Below is a snapshot of the latest portfolio flows for Brazil, Mexico and Colombia, and the darkening fiscal outlook for Ecuador.
(GRAPHIC: https://tmsnrt.rs/2yEd0WW)
MEXICO
Preliminary IIF figures show foreigners pulled $5.15 billion out of bond funds in March, the most since the data series began in 2009. Debt funds have posted outflows for seven weeks in a row, and although the pace is slowing, the country’s economic and financial outlook is deteriorating rapidly.
Ratings agency Moody’s cut Pemex’s credit ratings to ‘junk’ status, meaning investors mandated to hold investment-grade assets will have to dump Pemex bonds. This forced selling could be large, with analysts at Citi putting it at $7 billion to $10 billion by the end of this month.
“Mexico … remains uniquely vulnerable. Capital continues to leave the country,” said Standard Chartered’s Ilya Gofshteyn. “Forced liquidation of Mexican assets, or anticipation of it, would put additional pressure on the Mexican peso, and the magnitude of this liquidation could prove substantial.”
Citi economists this week slashed their 2020 forecast for Mexican growth to -9.0% from -5.2%.
COLOMBIA
Preliminary IIF figures show that portfolio outflows last month, comprising debt and equities, totaled $604 million, the third biggest outflow in 20 years.
Analysis from Citi shows that ‘real money’ investors, such as pension finds and insurance funds that typically have a longer-term horizon, accelerated their selling of the Colombian peso in the week to April 17.
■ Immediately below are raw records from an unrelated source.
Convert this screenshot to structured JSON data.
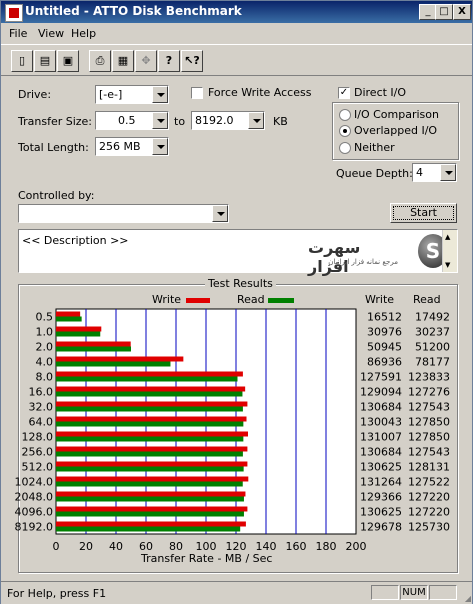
{
  "window": {
    "title": "Untitled - ATTO Disk Benchmark",
    "min_glyph": "_",
    "max_glyph": "□",
    "close_glyph": "X"
  },
  "menu": [
    "File",
    "View",
    "Help"
  ],
  "toolbar": [
    "new-icon",
    "open-icon",
    "save-icon",
    "print-icon",
    "print-preview-icon",
    "move-icon",
    "help-icon",
    "context-help-icon"
  ],
  "form": {
    "drive_label": "Drive:",
    "drive_value": "[-e-]",
    "transfer_size_label": "Transfer Size:",
    "ts_from": "0.5",
    "ts_to_label": "to",
    "ts_to": "8192.0",
    "ts_unit": "KB",
    "total_length_label": "Total Length:",
    "total_length": "256 MB",
    "force_write_label": "Force Write Access",
    "force_write_checked": false,
    "direct_io_label": "Direct I/O",
    "direct_io_checked": true,
    "io_comparison_label": "I/O Comparison",
    "overlapped_label": "Overlapped I/O",
    "neither_label": "Neither",
    "selected_mode": "Overlapped I/O",
    "queue_depth_label": "Queue Depth:",
    "queue_depth": "4",
    "controlled_by_label": "Controlled by:",
    "controlled_by_value": "",
    "start_label": "Start",
    "description": "<< Description >>",
    "logo_text": "سهرت افزار",
    "logo_sub": "مرجع نمانه فزار ایرانیان"
  },
  "results": {
    "group_title": "Test Results",
    "write_legend": "Write",
    "read_legend": "Read",
    "col_write": "Write",
    "col_read": "Read",
    "xlabel": "Transfer Rate - MB / Sec"
  },
  "chart_data": {
    "type": "bar",
    "orientation": "horizontal",
    "title": "Test Results",
    "xlabel": "Transfer Rate - MB / Sec",
    "xlim": [
      0,
      200
    ],
    "xticks": [
      0,
      20,
      40,
      60,
      80,
      100,
      120,
      140,
      160,
      180,
      200
    ],
    "categories": [
      "0.5",
      "1.0",
      "2.0",
      "4.0",
      "8.0",
      "16.0",
      "32.0",
      "64.0",
      "128.0",
      "256.0",
      "512.0",
      "1024.0",
      "2048.0",
      "4096.0",
      "8192.0"
    ],
    "series": [
      {
        "name": "Write",
        "color": "#e00000",
        "values": [
          16.1,
          30.2,
          49.8,
          84.9,
          124.6,
          126.1,
          127.6,
          127.0,
          128.0,
          127.6,
          127.6,
          128.2,
          126.3,
          127.6,
          126.6
        ],
        "raw": [
          "16512",
          "30976",
          "50945",
          "86936",
          "127591",
          "129094",
          "130684",
          "130043",
          "131007",
          "130684",
          "130625",
          "131264",
          "129366",
          "130625",
          "129678"
        ]
      },
      {
        "name": "Read",
        "color": "#008000",
        "values": [
          17.1,
          29.5,
          50.0,
          76.3,
          121.0,
          124.3,
          124.6,
          124.9,
          124.9,
          124.6,
          125.1,
          124.5,
          125.3,
          125.3,
          122.8
        ],
        "raw": [
          "17492",
          "30237",
          "51200",
          "78177",
          "123833",
          "127276",
          "127543",
          "127850",
          "127850",
          "127543",
          "128131",
          "127522",
          "127220",
          "127220",
          "125730"
        ]
      }
    ],
    "grid": true,
    "legend": "top"
  },
  "status": {
    "text": "For Help, press F1",
    "num": "NUM"
  }
}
The accumulated selling was the fastest in over a year, the data showed.
Morgan Stanley strategists tracking positioning and flows in 17 emerging countries’ sovereign bonds note that investors in March cut their holdings in seven of them, five of which are major oil-producers. The 0.7% reduction in exposure to Colombian bonds was the third largest of all.
Bank of America Merrill Lynch has recommended its clients reduce Colombia dollar bond positions to underweight, citing growing risks to their investment grade rating.
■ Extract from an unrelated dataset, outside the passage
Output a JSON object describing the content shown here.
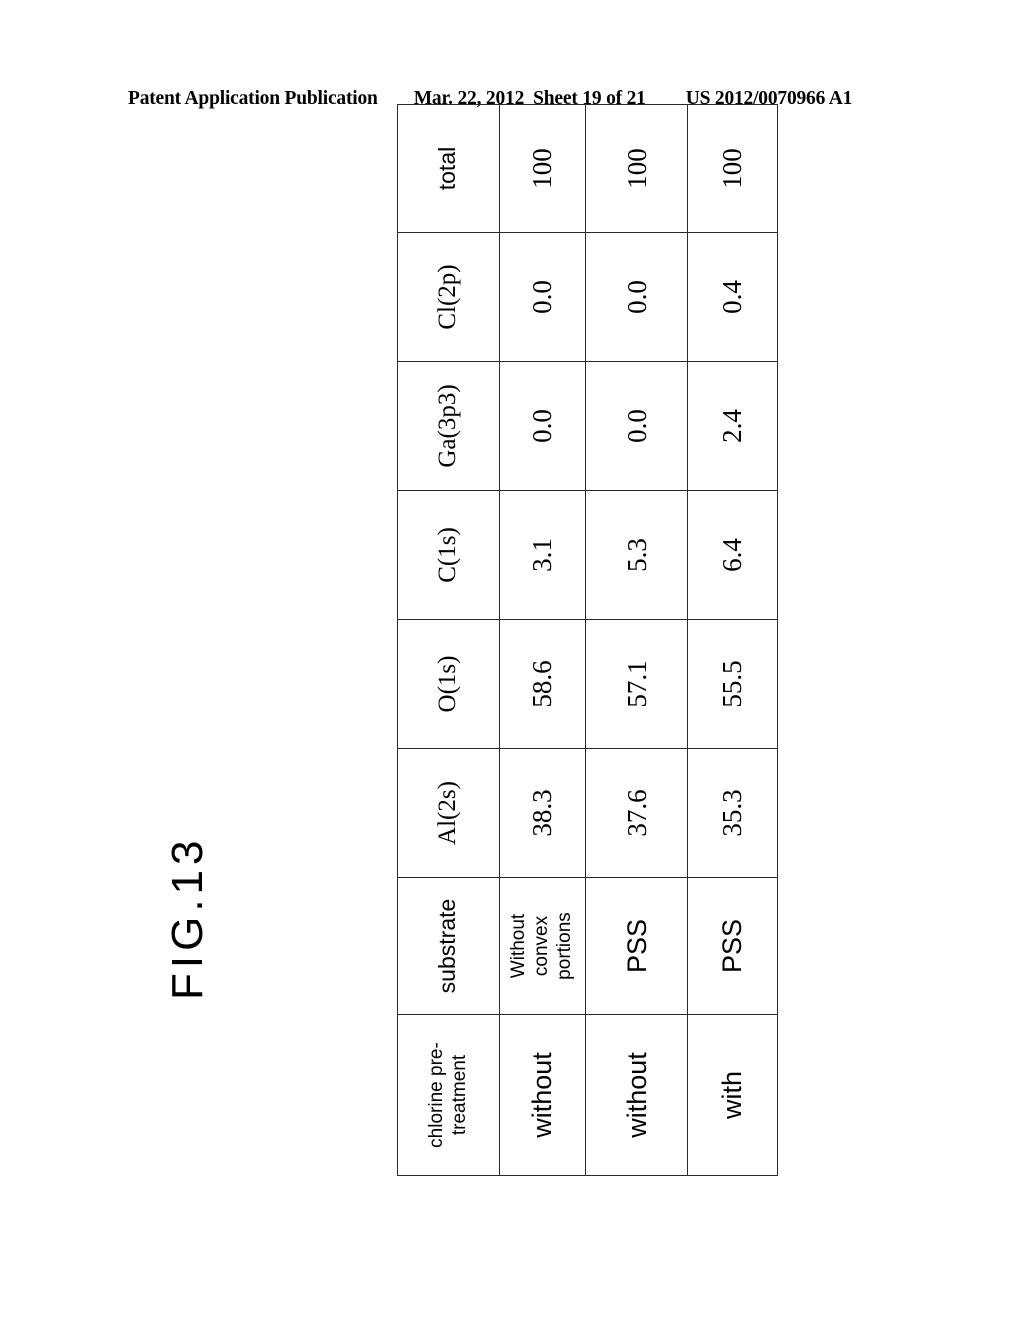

Ecopetrol said a month ago, before the latest oil price slump, that it would cut 2020 investment by $1.2 billion to between $3.3 and $4.3 billion. Fitch downgraded the company earlier this month.
BRAZIL
Preliminary IIF figures show a $13.8 billion equity outflow in the January-March period. That exceeds the $13.1 billion from August 2008 to February 2009, and was the biggest outflow since the IIF began tracking the data in 2000.
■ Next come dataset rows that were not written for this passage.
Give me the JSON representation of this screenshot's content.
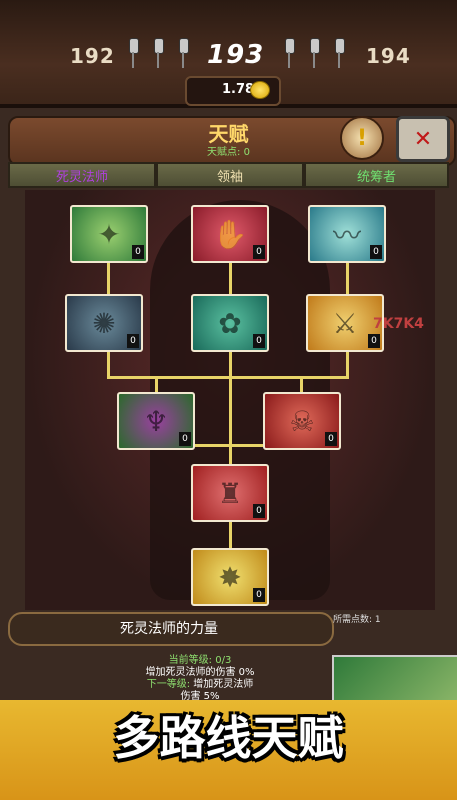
{
  "top_bar": {
    "level_prev": "192",
    "level_current": "193",
    "level_next": "194",
    "currency": "1.78"
  },
  "panel": {
    "title": "天赋",
    "talent_points": "天赋点: 0",
    "help_label": "!",
    "close_label": "✕",
    "tabs": [
      {
        "label": "死灵法师",
        "color": "#b040e0"
      },
      {
        "label": "领袖",
        "color": "#f0e0b0"
      },
      {
        "label": "统筹者",
        "color": "#70e070"
      }
    ]
  },
  "talents": [
    {
      "rank": "0",
      "colors": [
        "#2f7a3a",
        "#9bd070"
      ],
      "glyph": "✦"
    },
    {
      "rank": "0",
      "colors": [
        "#8a1c2a",
        "#e05a6a"
      ],
      "glyph": "✋"
    },
    {
      "rank": "0",
      "colors": [
        "#2a7a8a",
        "#a0e0d8"
      ],
      "glyph": "〰"
    },
    {
      "rank": "0",
      "colors": [
        "#2a3a4a",
        "#6a8a9a"
      ],
      "glyph": "✺"
    },
    {
      "rank": "0",
      "colors": [
        "#1a6a5a",
        "#5ac0a0"
      ],
      "glyph": "✿"
    },
    {
      "rank": "0",
      "colors": [
        "#c07a1a",
        "#f0d070"
      ],
      "glyph": "⚔"
    },
    {
      "rank": "0",
      "colors": [
        "#2a6a2a",
        "#9a40a0"
      ],
      "glyph": "♆"
    },
    {
      "rank": "0",
      "colors": [
        "#8a1a1a",
        "#e06a5a"
      ],
      "glyph": "☠"
    },
    {
      "rank": "0",
      "colors": [
        "#a02020",
        "#e07070"
      ],
      "glyph": "♜"
    },
    {
      "rank": "0",
      "colors": [
        "#c08a1a",
        "#f0e070"
      ],
      "glyph": "✸"
    }
  ],
  "info": {
    "selected_name": "死灵法师的力量",
    "points_needed": "所需点数: 1",
    "current_level": "当前等级: 0/3",
    "current_effect": "增加死灵法师的伤害 0%",
    "next_level_label": "下一等级:",
    "next_effect": "增加死灵法师",
    "next_effect_2": "伤害 5%"
  },
  "banner": {
    "text": "多路线天赋"
  },
  "watermark": "7K7K4"
}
Central bank President Roberto Campos Neto has said this capital flight stung policymakers into selling dollars to slow the real’s depreciation and taking measures to provide the financial system with ample credit and liquidity.
The impact has been limited, at least on the exchange rate, which is down 26% this year and hit a record low 5.46 per dollar on Thursday. Petrobras preferred shares are down 45% this year, underperforming the benchmark Bovespa which is down 30%.
Morgan Stanley strategists note that Brazil, after South Africa, suffered the second-largest reduction in investors’ holdings relative to benchmark weightings last month among the flows and positioning data of 17 emerging countries they track.
ECUADOR
Portfolio flows in and out of the Andean nation are tiny. But the oil price fall will have a huge impact on the dollarized country’s finances, which were already at breaking point.
Oil exports last year were $8.35 billion, accounting for 37% of all goods exports, but that is falling. According to Barclays, first-quarter oil exports were $1.69 billion, or 32% of the total, and that will fall to $956 million, or a 21% share, in the second quarter.
Most sovereign bondholders have agreed to the government delaying interest payments until July, and ratings agency S&P Global recently lowered its sovereign credit rating to ‘D’ – default.